Stuart Hall war einer der Beteiligten an der Erstellung dieses Berichts. Hall war in den Siebzigern ein Pionier auf dem Gebiet der Cultural Studies-Bewegung an der Universität Birmingham. Paul Gilroy, ein früherer Student Halls und wie dieser ein »black-British«-Theoretiker des Postkolonialismus und der Hybridität, lieferte heuer mit dem Buch »Between Camps«, das in den USA unter dem Titel »Against Race: Imagining Political Culture Beyond the Color Line« (etwa: »Gegen das Konzept der Rasse: Die Vorstellung politischer Kultur jenseits der Hautfarbe«) erschien, seinen eigenen Beitrag zur Multikulturalismusdebatte. Die Crux dieses Buches, sofern es überhaupt eine gibt, ist die fatale Zweideutigkeit des Wortes »Kultur« selbst – das eine organische, biologische Resonanz (das Wachsen der Pflanzen, Bakterienkulturen etc.) aufweist und zugleich Antithese der primitiven Ursprünglichkeit und Natürlichkeit (das Zivilisierte, das Nichtinstinktive, das Künstliche, das Vergeistigte) ist. Der erste Aspekt von »Kultur« beinhaltet das Konzept der Blutsbande und ihres unausweichlichen Begleiters, des Blutvergießens: Stammeskriege, ethnische Säuberung, »Balkanisierung« oder »Ruandaisierung«, die Rhetorik der Verwurzelung und Heimat, Auseinandersetzungen um Muttersprachen und die staatliche Kontrolle von Sprache. Um das Konzept Rasse zu entbiologisieren, es als ein pseudo-wissenschaftliches Fantasieprodukt zu enttarnen, verwendet Gilroy – ähnlich einem Musikjournalisten – eine Reihe von »schlechten« und »guten« Begriffen: Essentialismus/Primordialismus/Einmütigkeit/Brüderlichkeit/Ethnischer Absolutismus gegenüber Synkretismus/transkulturell/kosmopolitisch/Diaspora. Es gibt keine reinen Rassen, Kulturen oder Kunstformen, so Gilroy weiter, alles war und ist immer schon hybrid, vom anderen verunreinigt/infiziert.

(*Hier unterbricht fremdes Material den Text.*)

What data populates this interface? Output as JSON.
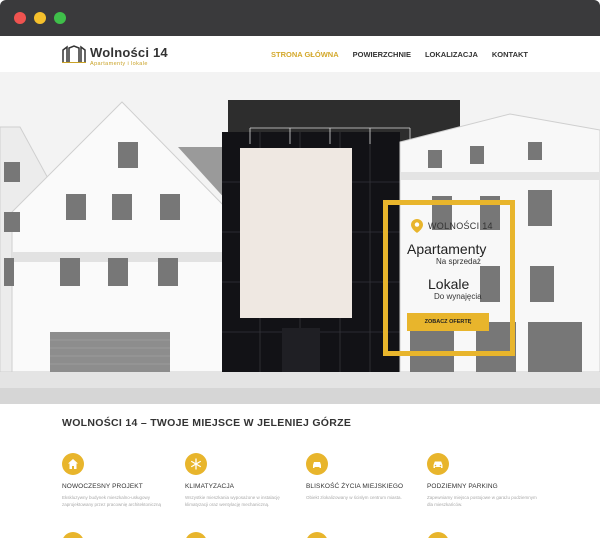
{
  "browser": {
    "window_controls": [
      "close",
      "minimize",
      "maximize"
    ]
  },
  "header": {
    "logo_title": "Wolności 14",
    "logo_subtitle": "Apartamenty i lokale",
    "nav": [
      {
        "label": "STRONA GŁÓWNA",
        "active": true
      },
      {
        "label": "POWIERZCHNIE",
        "active": false
      },
      {
        "label": "LOKALIZACJA",
        "active": false
      },
      {
        "label": "KONTAKT",
        "active": false
      }
    ]
  },
  "hero": {
    "address": "WOLNOŚCI 14",
    "offer1_title": "Apartamenty",
    "offer1_sub": "Na sprzedaż",
    "offer2_title": "Lokale",
    "offer2_sub": "Do wynajęcia",
    "cta_label": "ZOBACZ OFERTĘ"
  },
  "main": {
    "section_title": "WOLNOŚCI 14 – TWOJE MIEJSCE W JELENIEJ GÓRZE",
    "features": [
      {
        "icon": "home-icon",
        "title": "NOWOCZESNY PROJEKT",
        "desc": "Ekskluzywny budynek mieszkalno-usługowy zaprojektowany przez pracownię architektoniczną"
      },
      {
        "icon": "snowflake-icon",
        "title": "KLIMATYZACJA",
        "desc": "Wszystkie mieszkania wyposażone w instalację klimatyzacji oraz wentylację mechaniczną."
      },
      {
        "icon": "car-icon",
        "title": "BLISKOŚĆ ŻYCIA MIEJSKIEGO",
        "desc": "Obiekt zlokalizowany w ścisłym centrum miasta."
      },
      {
        "icon": "parking-icon",
        "title": "PODZIEMNY PARKING",
        "desc": "Zapewniamy miejsca postojowe w garażu podziemnym dla mieszkańców."
      }
    ]
  },
  "colors": {
    "accent": "#e8b52c",
    "chrome": "#3a3a3c",
    "text": "#333333"
  }
}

Gilroy sieht in der Dance-Music eine der Bastionen der gegenwärtigen »Transkultur«. Interessanterweise gibt es innerhalb der Club- und Rave-Kultur die hitzigsten Diskussion über Purismus und Hybridität. Teils deshalb, weil sich diese Kultur nicht primär auf individuelle KünstlerInnen konzentriert, wie beim Rock, sondern auf Stile und Szenen. Und weil diese Ebene eine produktive Diskussion verspricht, geht auch eine riesige Menge an diskursiver Energie in die kulturelle Klassifizierung, in die Identifizierung von Genres und Subgenres, analog zu Spezien. KünstlerInnen werden typischerweise dafür gelobt, dass sie von den selbst gewählten Genres abgehen und Ideen aus anderen Stilen übernehmen. »Genre« zieht eine begriffliche Schattenspur aus der Genetik hinter sich her, und beinahe die gesamte Sprache, die verwendet wird, um Musik zu diskutieren, hat Konnotationen, in denen die Vermischung von Rassen anklingt: Mix-und-Vermengung, Mutation, Mischlinge, der Imperativ, Inzucht zu vermeiden (die Schattenseite jeder Szene) und stattdessen seinen Genpool zu erweitern. Entweder obiges, oder die Sprache des Gartenbaus: Veredelungen, Hybride, Kreuzungen. Ein neues Genre wird gerade aufgrund seiner Besonderheit entdeckt und geschätzt. Aber bei fehlender Behutsamkeit wird die Szene bald dafür gegeißelt werden, dass sie puristisch ist, dass sie keine Einflüsse aus anderen Genres aufnimmt. Wirklich selten ist hingegen jene Szene, die das Gleichgewicht zwischen innerer Stetigkeit und ständiger Bewegung für längere Zeit aufrecht erhalten kann, die äußere Einflüsse aufnimmt, ohne sich in Subgenres oder Ableger aufzulösen (mit den hype-süchtigen Medien im Rücken, die diesen Prozess eifrig beschleunigen).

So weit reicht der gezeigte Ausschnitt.